O recurso foi admitido e, oportunamente, junta a respectiva alegação que conclui:
“I- O douto acórdão recorrido conferiu aos artigos 31° LPTA e 22° do CPT uma interpretação que se julgava extinta, pelo menos a partir da revisão constitucional de 1982; II- Se até àquela revisão constitucional a jurisprudência considerava que, para efeitos de início do prazo de interposição de recurso, bastava que a notificação ou publicação revelassem o autor do acto, a data e o sentido da decisão, com a nova redacção do artigo 268° CRP a situação alterou-se diametralmente; III - Consagrando um efectivo e útil direito de acesso aos tribunais, a CRP garante ao cidadão uma primazia material sobre o formalismo demagógico, permitindo uma reacção justa e eficaz, só possível mediante o integral conhecimento da fundamentação do acto que o lesa; IV- No caso dos autos os efeitos perversos da interpretação conferida ao artigo
31º LPTA são ainda mais evidentes porquanto se referem a uma situação de elevada insegurança decorrente da suspensão e posterior reposição dos direitos niveladores sobre a carne, os quais nunca foram publicadas no Diário da República, tendo esse Venerando Tribunal julgado inconstitucional e declarado a inconstitucionalidade com força obrigatória geral do n. 2 da Portaria n° 283/87. V- Por outro lado, não pode considerar-se como conforme com a Lei Constitucional a mera apresentação de um acto administrativo ao despachante oficial, sem a entrega de uma cópia, exigindo-se que aquele decore o conteúdo integral do acto; VI- Confundindo identificação com fundamentação, o douto acórdão interpretou o artigo 31º da LPTA em termos inconciliáveis com os preceitos constitucionais acima indicados; VII- Deve pois ser julgada inconstitucional a norma contida no artigo 31º o da LPTA quando interpretada em sentido restrito, isto é, como apenas exigindo a identificação dos actos e não já os seus fundamentos - os quais devem apresentar o itinerário cognoscitivo e valorativo do autor do acto, sob pena de se considerar inexistente ou insuficiente, e ser transmitidos de modo a ser completa e adequadamente compreendidos pelo destinatário. Termos em que deve ser dado provimento ao presente recurso, julgando-se inconstitucional a norma contida no artigo 31° da LPTA, na interpretação que lhe foi conferida pelo douto acórdão recorrido o qual deve ser, consequentemente, revogado.”
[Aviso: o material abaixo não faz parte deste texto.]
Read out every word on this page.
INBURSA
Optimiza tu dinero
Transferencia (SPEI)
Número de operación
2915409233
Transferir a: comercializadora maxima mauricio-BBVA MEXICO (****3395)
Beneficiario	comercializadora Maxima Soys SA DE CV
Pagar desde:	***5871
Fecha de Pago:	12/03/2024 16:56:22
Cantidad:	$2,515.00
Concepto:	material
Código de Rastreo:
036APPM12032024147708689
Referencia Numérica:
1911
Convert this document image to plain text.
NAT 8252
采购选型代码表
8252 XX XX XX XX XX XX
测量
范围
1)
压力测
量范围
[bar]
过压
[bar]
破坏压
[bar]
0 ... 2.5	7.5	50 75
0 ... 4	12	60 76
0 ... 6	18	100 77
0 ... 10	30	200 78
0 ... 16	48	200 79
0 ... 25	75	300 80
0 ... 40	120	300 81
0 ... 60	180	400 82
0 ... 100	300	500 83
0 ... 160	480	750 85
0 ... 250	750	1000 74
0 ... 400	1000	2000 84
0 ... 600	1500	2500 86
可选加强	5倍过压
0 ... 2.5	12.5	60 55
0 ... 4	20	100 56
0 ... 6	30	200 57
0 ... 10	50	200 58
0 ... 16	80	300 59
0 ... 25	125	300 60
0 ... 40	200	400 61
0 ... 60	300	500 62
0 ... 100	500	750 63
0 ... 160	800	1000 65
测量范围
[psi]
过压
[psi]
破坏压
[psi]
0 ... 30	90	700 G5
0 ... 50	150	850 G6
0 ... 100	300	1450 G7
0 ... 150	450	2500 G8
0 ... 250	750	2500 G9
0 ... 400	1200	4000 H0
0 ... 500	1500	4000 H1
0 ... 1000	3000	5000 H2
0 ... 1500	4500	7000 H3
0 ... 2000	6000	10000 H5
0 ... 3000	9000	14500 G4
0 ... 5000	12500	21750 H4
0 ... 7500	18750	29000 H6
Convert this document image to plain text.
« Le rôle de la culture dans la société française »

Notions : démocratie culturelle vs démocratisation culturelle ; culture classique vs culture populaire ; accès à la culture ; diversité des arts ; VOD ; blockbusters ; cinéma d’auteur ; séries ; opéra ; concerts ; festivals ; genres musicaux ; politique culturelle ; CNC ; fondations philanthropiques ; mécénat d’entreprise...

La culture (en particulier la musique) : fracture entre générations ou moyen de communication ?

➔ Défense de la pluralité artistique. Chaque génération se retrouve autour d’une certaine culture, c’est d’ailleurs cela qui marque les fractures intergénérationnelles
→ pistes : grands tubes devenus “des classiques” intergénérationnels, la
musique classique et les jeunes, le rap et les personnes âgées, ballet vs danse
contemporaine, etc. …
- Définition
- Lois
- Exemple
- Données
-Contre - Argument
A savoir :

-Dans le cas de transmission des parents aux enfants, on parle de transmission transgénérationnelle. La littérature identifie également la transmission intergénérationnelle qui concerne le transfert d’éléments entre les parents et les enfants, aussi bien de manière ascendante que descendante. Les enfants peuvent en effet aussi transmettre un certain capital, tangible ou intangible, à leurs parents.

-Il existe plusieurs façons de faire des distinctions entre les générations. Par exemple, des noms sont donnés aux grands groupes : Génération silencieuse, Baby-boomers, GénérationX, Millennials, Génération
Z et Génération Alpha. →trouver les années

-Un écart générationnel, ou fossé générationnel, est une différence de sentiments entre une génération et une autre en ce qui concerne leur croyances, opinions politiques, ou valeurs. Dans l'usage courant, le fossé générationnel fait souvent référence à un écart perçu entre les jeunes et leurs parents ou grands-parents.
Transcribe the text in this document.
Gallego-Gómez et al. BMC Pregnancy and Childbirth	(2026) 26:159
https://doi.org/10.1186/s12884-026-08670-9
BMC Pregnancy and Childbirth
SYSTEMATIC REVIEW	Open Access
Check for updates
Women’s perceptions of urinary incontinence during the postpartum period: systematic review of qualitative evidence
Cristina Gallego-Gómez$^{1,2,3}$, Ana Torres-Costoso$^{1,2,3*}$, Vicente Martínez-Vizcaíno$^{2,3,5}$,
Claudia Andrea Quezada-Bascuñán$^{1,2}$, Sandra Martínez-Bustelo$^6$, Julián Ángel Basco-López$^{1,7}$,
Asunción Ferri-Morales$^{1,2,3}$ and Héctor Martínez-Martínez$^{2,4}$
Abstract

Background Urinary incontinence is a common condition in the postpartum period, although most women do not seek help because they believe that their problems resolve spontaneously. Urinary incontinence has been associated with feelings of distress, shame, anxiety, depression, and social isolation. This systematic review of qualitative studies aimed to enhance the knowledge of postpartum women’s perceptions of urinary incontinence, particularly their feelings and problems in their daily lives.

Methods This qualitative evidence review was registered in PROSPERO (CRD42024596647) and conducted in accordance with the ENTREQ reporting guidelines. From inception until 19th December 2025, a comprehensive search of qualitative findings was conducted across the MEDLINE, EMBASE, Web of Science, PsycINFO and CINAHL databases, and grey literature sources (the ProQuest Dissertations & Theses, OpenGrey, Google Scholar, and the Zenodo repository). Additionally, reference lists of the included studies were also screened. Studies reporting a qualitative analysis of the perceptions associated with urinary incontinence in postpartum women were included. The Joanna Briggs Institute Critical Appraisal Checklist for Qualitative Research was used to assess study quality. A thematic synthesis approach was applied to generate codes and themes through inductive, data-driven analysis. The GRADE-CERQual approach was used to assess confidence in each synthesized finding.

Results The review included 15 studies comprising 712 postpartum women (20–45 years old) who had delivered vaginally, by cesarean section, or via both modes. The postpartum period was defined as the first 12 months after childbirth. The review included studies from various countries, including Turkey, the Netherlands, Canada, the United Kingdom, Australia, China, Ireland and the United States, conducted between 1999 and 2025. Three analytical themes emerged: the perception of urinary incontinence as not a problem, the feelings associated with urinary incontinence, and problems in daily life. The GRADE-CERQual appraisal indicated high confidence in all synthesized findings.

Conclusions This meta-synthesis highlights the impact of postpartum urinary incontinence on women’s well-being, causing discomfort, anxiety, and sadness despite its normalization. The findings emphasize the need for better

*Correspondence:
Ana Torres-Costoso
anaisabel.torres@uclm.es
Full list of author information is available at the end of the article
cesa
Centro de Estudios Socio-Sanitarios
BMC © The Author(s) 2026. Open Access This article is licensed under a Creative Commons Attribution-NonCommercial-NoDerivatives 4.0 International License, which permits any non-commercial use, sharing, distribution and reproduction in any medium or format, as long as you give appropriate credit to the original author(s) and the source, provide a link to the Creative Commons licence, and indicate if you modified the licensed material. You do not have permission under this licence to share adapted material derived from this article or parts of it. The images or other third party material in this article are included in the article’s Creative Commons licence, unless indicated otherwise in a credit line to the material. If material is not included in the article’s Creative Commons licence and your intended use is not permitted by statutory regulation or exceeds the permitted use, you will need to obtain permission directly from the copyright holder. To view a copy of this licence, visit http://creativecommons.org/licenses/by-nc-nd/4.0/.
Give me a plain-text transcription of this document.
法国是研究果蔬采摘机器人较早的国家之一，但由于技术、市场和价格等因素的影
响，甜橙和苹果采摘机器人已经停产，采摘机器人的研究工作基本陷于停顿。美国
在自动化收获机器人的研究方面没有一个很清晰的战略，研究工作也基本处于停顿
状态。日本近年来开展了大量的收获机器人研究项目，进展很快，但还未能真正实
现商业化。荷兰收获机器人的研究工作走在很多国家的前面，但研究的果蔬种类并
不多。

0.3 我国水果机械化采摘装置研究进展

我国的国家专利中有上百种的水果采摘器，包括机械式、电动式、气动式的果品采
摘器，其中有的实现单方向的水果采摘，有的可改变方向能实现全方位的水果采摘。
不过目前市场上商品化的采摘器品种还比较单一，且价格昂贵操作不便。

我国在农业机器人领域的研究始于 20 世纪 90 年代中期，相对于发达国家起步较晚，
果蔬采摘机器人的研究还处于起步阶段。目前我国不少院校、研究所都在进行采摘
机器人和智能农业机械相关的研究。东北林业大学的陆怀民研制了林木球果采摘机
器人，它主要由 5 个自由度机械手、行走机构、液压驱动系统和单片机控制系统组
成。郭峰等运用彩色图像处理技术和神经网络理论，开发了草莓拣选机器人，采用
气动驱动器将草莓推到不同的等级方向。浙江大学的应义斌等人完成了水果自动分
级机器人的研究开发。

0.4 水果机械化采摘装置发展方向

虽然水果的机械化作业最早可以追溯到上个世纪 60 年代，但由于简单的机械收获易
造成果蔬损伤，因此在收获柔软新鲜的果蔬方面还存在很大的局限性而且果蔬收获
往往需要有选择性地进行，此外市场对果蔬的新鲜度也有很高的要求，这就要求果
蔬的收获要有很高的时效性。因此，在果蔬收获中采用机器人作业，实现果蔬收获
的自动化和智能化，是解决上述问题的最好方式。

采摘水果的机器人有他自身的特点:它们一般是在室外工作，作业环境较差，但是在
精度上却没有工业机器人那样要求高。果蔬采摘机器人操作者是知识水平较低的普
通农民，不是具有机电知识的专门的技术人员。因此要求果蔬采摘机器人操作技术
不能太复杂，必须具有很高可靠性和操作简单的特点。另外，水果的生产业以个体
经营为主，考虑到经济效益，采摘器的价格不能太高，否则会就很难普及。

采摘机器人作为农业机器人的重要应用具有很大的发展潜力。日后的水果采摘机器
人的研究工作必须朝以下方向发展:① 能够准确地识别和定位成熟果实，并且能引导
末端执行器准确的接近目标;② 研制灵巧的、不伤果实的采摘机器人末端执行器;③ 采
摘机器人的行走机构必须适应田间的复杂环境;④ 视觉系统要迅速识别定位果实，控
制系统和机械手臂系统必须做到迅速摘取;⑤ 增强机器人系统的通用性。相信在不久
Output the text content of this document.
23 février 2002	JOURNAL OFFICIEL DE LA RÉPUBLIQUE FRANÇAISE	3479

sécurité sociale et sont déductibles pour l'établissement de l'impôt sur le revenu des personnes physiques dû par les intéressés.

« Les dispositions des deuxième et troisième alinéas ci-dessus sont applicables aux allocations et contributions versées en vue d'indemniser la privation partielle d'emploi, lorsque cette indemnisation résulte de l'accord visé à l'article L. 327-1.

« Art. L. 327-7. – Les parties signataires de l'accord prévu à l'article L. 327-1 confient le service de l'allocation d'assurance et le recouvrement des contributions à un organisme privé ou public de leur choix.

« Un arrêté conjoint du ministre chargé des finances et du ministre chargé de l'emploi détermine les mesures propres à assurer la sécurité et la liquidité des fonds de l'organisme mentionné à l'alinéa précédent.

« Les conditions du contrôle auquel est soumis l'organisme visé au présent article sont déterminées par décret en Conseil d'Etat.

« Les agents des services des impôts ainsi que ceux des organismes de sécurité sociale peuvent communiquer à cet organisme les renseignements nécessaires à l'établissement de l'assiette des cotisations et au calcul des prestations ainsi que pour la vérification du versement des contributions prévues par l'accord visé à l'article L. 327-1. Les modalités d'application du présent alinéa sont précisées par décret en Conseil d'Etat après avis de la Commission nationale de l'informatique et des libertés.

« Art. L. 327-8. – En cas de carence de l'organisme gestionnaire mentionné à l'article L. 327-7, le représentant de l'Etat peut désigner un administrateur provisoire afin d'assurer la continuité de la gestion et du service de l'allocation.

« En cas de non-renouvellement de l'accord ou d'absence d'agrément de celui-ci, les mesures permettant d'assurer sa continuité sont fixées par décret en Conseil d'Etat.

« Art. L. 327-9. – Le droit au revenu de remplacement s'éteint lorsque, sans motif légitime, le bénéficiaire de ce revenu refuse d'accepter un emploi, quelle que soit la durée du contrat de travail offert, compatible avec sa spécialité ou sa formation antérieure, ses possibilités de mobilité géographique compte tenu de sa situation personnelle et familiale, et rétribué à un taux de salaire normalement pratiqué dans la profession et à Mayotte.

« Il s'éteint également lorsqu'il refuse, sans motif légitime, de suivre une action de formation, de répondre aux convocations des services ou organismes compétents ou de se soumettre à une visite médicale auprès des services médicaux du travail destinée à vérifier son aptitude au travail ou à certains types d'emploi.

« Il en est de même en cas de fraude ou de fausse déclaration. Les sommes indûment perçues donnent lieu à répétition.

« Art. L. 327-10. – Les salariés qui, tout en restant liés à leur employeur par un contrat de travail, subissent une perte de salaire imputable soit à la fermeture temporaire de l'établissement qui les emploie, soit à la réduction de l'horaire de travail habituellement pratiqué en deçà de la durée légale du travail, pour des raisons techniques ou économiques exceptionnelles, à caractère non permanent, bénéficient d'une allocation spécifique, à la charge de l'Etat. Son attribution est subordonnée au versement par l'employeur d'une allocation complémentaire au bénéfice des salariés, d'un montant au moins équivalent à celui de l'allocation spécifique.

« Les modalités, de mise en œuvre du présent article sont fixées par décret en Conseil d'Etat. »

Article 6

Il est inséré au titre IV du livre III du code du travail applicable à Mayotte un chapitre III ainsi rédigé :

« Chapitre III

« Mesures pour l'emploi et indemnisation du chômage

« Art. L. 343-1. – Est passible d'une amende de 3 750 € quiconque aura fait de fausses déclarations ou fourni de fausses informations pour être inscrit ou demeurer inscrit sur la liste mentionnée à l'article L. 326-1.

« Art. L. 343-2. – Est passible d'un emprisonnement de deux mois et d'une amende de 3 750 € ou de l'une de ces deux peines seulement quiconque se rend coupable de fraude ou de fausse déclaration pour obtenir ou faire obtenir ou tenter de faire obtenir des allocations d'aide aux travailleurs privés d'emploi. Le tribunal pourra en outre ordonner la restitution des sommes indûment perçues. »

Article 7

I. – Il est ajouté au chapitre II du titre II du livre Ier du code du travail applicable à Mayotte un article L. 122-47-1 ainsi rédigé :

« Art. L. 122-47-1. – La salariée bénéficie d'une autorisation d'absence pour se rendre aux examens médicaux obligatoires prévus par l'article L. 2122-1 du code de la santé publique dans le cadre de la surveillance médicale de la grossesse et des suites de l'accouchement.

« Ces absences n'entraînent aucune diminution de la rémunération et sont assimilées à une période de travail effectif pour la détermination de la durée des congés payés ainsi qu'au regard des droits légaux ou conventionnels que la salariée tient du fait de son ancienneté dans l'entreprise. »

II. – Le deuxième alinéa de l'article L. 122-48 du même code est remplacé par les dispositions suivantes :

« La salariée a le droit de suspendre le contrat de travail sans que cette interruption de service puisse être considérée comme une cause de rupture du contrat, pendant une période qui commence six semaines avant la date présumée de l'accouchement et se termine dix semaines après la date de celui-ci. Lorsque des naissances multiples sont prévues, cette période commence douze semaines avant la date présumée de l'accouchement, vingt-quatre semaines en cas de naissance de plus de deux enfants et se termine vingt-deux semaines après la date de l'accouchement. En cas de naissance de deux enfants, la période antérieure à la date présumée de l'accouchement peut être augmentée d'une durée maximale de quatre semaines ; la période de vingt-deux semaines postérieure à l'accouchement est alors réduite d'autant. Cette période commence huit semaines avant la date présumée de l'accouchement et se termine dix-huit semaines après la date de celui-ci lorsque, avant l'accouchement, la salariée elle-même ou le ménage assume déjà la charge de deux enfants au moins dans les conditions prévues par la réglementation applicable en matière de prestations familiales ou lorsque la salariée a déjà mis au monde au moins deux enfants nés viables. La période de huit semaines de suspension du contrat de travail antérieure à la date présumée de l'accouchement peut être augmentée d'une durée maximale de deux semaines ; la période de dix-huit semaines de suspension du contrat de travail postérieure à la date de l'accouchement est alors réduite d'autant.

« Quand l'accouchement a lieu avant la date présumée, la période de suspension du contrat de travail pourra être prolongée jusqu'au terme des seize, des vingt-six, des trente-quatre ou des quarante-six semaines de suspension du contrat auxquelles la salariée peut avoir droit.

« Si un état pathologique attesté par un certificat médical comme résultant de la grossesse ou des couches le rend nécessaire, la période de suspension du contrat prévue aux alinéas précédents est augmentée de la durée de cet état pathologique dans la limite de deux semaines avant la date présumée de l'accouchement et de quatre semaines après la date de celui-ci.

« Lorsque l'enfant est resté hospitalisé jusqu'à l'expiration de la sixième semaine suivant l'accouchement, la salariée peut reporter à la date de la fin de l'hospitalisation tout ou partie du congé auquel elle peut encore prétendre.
2. Previamente, impõe-se examinar o objecto do presente recurso.
2.1. Depois de produzida a sua alegação, a recorrente foi convidada a pronunciar-se sobre uma questão prévia atinente à verificação dos pressupostos de admissibilidade do recurso. O despacho é do seguinte teor:
No presente recurso em que a sociedade comercial denominada A. impugna o acórdão proferido pela 2ª Secção do Supremo Tribunal Administrativo com fundamento nas alíneas b) e g) do n.1 do artigo 70º da LCT, é plausível que não possa conhecer-se do recurso previsto na citada alínea g) em virtude de o acórdão recorrido não haver aplicado qualquer norma já julgada inconstitucional pelo Tribunal Constitucional. E também é plausível que não possa conhecer-se do recurso previsto na alínea b) do n.1 do artigo 70º da LCT, em virtude de o acórdão recorrido não haver aplicado quer a norma constante do artigo 22º do CPT, quer a norma ínsita no artigo 31º da Lei de Processo nos Tribunais Administrativos com a interpretação normativa que a recorrente acusa de inconstitucional. A aceitar-se esta tese, o Tribunal não poderá conhecer da totalidade do recurso.
É, assim, oportuno ouvir a recorrente sobre esta questão, pelo prazo de 10 dias.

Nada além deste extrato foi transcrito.